Patiënt in opleiding tot arts: slotakkoorden

Tijdens mijn tienertijd was ik kind aan huis in het ziekenhuis vanwege scoliose. Ik ben twee keer opgenomen geweest, waaronder een keer voor een zware operatie, en heb talloze poliklinische afspraken gehad. Ondanks dit alles besloot ik dat ik best nog meer tijd wilde doorbrengen in het ziekenhuis, maar dan wel aan de andere kant van de tafel: ik wilde arts worden. De afgelopen zeven jaar heb ik mijn best gedaan om een arts te worden die ik als patiënt zou kunnen waarderen. Toen ik voor het eerst in een witte jas tegenover een patiënt zat, voelde dat fantastisch: dit keer zat ik aan de leuke kant van de tafel. Ik kwam er echter al snel achter dat mijn eigen ervaringen met artsen, maar ook met bijvoorbeeld pijn en fysieke beperkingen een stempel drukten op hoe ik in de spreekkamer zat. Voor een ongeoefend oog is mijn scoliose niet zichtbaar onder de witte jas, maar mijn witte jas kon niet verbergen dat ik veel vanuit het perspectief van een patiënt dacht.

Het is een zoektocht geweest om de wereld van de patiënt en de wereld van de (bijna-) dokter samen te brengen. Dat voelde soms namelijk als een spagaat: de verschillende belangen en agenda’s kunnen lijnrecht tegenover elkaar staan. De patiënt in mij wilde graag de tijd nemen om alle vragen van mijn patiënt goed te beantwoorden, maar in de tussentijd zat de dokter in mij naar de klok te kijken omdat ik nog meer patiënten moest zien die dag, die ik ook de tijd wilde kunnen geven die nodig was. Tijd die bij voorkeur niet aan het begin van de dag nog stond ingepland als de tijd waarin ik snel mijn lunch naar binnen zou werken voor mijn volgend spreekuur alweer zou beginnen. Daarnaast heb ik me soms verbaasd over hoe weinig oog een arts had voor de impact die een aandoening kan hebben op het leven van een patiënt. Een ziekte of aandoening heb je 24 uur per dag.
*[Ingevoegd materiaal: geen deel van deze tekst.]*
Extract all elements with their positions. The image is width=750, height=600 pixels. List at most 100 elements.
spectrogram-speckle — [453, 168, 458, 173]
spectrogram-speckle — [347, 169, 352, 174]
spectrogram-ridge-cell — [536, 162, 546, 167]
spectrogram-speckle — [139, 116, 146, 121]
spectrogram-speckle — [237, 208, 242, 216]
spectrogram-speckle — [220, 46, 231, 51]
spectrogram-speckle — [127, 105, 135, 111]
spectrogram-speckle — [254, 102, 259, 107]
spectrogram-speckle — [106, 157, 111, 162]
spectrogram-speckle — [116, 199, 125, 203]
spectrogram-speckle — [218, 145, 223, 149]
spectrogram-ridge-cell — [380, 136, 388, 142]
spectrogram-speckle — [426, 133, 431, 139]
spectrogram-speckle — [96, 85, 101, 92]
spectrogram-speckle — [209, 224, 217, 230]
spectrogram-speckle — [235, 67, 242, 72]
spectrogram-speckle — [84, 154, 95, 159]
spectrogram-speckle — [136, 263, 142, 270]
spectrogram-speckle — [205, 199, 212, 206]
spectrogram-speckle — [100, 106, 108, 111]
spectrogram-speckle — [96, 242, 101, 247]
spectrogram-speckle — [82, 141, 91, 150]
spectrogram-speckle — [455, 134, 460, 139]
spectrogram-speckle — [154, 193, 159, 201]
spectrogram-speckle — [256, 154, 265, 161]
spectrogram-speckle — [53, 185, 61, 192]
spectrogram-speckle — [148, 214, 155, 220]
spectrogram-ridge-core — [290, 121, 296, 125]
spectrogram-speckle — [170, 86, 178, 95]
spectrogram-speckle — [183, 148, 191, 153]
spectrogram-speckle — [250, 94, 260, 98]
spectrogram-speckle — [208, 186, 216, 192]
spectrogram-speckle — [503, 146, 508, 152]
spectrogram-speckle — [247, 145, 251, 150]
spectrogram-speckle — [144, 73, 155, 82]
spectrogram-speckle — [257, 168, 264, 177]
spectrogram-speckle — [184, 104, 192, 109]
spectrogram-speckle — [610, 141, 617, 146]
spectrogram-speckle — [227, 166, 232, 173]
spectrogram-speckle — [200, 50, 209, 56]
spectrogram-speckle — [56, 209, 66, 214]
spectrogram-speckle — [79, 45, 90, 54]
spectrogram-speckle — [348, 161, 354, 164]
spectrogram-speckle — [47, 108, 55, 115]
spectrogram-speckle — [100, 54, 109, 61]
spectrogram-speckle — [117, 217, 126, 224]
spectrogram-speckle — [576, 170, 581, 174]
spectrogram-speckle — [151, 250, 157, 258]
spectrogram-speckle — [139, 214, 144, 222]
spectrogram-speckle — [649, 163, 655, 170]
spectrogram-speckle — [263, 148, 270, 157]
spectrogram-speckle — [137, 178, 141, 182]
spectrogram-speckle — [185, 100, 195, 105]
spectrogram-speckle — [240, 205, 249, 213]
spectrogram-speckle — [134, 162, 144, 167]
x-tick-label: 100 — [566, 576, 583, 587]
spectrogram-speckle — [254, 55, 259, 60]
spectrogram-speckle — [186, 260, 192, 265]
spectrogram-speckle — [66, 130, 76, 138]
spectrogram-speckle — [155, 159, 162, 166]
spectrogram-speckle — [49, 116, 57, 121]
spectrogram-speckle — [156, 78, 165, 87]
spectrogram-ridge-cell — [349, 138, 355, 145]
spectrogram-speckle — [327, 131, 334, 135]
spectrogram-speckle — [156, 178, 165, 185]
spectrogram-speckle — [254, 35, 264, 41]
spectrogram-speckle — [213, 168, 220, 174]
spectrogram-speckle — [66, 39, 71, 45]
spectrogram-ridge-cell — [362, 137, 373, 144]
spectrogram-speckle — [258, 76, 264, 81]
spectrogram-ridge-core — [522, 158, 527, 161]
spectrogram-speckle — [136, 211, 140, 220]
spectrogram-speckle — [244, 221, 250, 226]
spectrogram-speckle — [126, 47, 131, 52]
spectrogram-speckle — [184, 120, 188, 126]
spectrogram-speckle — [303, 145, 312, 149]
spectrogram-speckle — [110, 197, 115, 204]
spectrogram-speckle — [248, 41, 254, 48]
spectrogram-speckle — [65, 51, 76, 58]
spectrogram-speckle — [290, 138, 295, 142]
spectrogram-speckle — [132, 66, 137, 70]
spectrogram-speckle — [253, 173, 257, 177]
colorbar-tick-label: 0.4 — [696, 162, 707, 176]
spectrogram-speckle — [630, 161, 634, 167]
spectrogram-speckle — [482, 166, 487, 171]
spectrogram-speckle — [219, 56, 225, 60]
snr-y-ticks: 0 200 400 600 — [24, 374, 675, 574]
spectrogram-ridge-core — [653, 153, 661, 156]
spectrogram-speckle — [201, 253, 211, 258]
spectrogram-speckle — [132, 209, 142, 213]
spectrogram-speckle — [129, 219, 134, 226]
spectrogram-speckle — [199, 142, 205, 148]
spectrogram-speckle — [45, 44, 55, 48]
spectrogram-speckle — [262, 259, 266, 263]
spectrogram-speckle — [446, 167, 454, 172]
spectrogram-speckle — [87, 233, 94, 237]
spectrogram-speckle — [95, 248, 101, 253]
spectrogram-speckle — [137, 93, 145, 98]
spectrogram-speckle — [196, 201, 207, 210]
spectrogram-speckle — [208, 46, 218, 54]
Veel artsen trekken na hun werkdag de deur achter zich dicht en laten ziekte daarmee achter in het ziekenhuis. Het is goed, en zelfs noodzakelijk dat artsen dit doen, maar we willen hierbij wel eens vergeten dat dit voor onze patiënten niet zo werkt.

Dit alles kwam bovenop de zoektocht die je als geneeskundestudent überhaupt doormaakt in je ontwikkeling tot basisarts. Wat voor dokter wil ik voor mijn patiënten zijn? In welk vakgebied wil ik terecht komen? Wat doet het met me als mijn patiënt overlijdt? Wat doe ik als enige medicus in de familie met mijn medische kennis als een van mijn familieleden ernstig ziek blijkt te zijn? Ik heb tijdens beide zoektochten hier en daar wel eens een omweg genomen, ben ik het spoor wel eens kwijtgeraakt en heb me op zulke momenten meer dan eens afgevraagd waarom ik ook alweer aan deze zoektocht was begonnen. Uiteindelijk heb ik gelukkig elke keer weer de weg teruggevonden, met als prachtige resultaat dat ik mezelf nu arts mag noemen.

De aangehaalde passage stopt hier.